Why in News:
- An experiment carried out by the University of Oxford researchers combined high-precision atomic clocks and quantum entanglement, to achieve two atomic clocks that are “entangled.” This means the inherent uncertainty in measuring their frequencies simultaneously is highly reduced.
- While this is a proof-of-concept experiment, it has the potential for use in probing dark matter, precision geodesy and other such applications
- Atomic clock, a type of clock that uses certain resonance frequencies of atoms (usually cesium or rubidium) to keep time with extreme accuracy.
- Atomic clocks are designed to measure the precise length of a second, the base unit of modern timekeeping.
- The second is the duration of 9,192,631,770 periods of the radiation corresponding to the transition between the two hyperfine levels of the ground state of the caesium-133 atom.

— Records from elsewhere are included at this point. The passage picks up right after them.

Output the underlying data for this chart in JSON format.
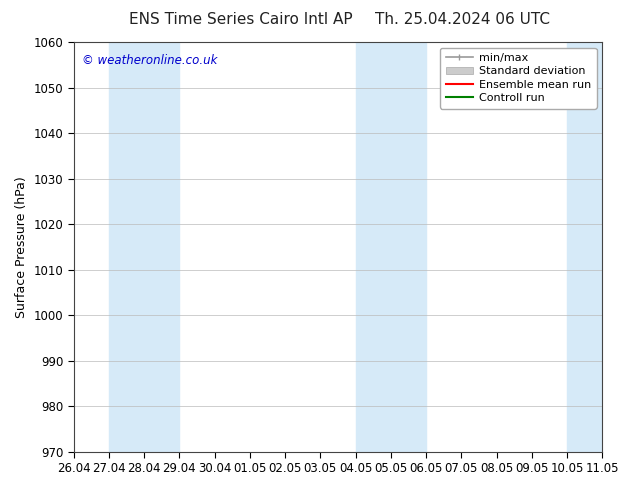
{
  "title_left": "ENS Time Series Cairo Intl AP",
  "title_right": "Th. 25.04.2024 06 UTC",
  "ylabel": "Surface Pressure (hPa)",
  "ylim": [
    970,
    1060
  ],
  "yticks": [
    970,
    980,
    990,
    1000,
    1010,
    1020,
    1030,
    1040,
    1050,
    1060
  ],
  "xtick_labels": [
    "26.04",
    "27.04",
    "28.04",
    "29.04",
    "30.04",
    "01.05",
    "02.05",
    "03.05",
    "04.05",
    "05.05",
    "06.05",
    "07.05",
    "08.05",
    "09.05",
    "10.05",
    "11.05"
  ],
  "n_xticks": 16,
  "xlim": [
    0,
    15
  ],
  "background_color": "#ffffff",
  "plot_bg_color": "#ffffff",
  "shaded_bands": [
    {
      "x_start": 1,
      "x_end": 3,
      "color": "#d6eaf8"
    },
    {
      "x_start": 8,
      "x_end": 10,
      "color": "#d6eaf8"
    },
    {
      "x_start": 14,
      "x_end": 15,
      "color": "#d6eaf8"
    }
  ],
  "watermark_text": "© weatheronline.co.uk",
  "watermark_color": "#0000cc",
  "legend_items": [
    {
      "label": "min/max",
      "color": "#999999",
      "lw": 1.2
    },
    {
      "label": "Standard deviation",
      "color": "#cccccc",
      "lw": 8
    },
    {
      "label": "Ensemble mean run",
      "color": "#ff0000",
      "lw": 1.5
    },
    {
      "label": "Controll run",
      "color": "#008000",
      "lw": 1.5
    }
  ],
  "grid_color": "#bbbbbb",
  "spine_color": "#444444",
  "title_fontsize": 11,
  "tick_fontsize": 8.5,
  "ylabel_fontsize": 9,
  "watermark_fontsize": 8.5,
  "legend_fontsize": 8
}
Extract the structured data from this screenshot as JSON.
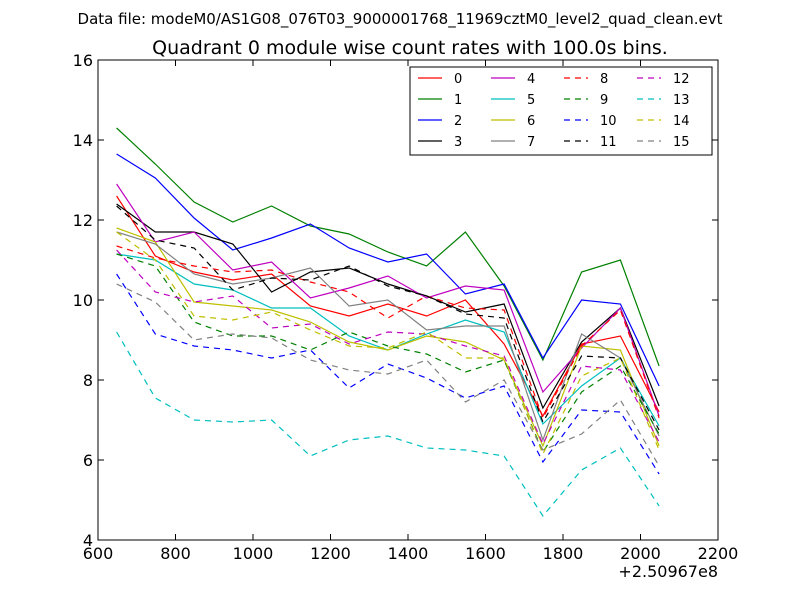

This definition refers to a caesium atom at rest at a temperature of 0 Kelvin.
- In an atomic clock, the natural oscillations of atoms act like the pendulum in a grandfather clock. However, atomic clocks are far more precise than conventional clocks because atomic oscillations have a much higher frequency and are much more stable.
- The more mundane uses to which these clocks can be put include accurate time keeping in GPS, or monitoring stuff remotely on Mars.
What is quantum entanglement
- Quantum entanglement is a bizarre, counterintuitive phenomenon that explains how two subatomic particles can be intimately linked to each other even if separated by billions of light-years of space. Despite their vast separation, a change induced in one will affect the other.
- When we look at particles, we usually say that each particle has its own quantum state. Sometimes, two particles can act on one another and become an entangled system. When a pair or group of particles can only be described by the quantum state of the system, and not by individual quantum states, we say the particles are “entangled”.
- Entanglement between particles happens because little particles can push and pull on each other, just like big objects do in terms of gravity.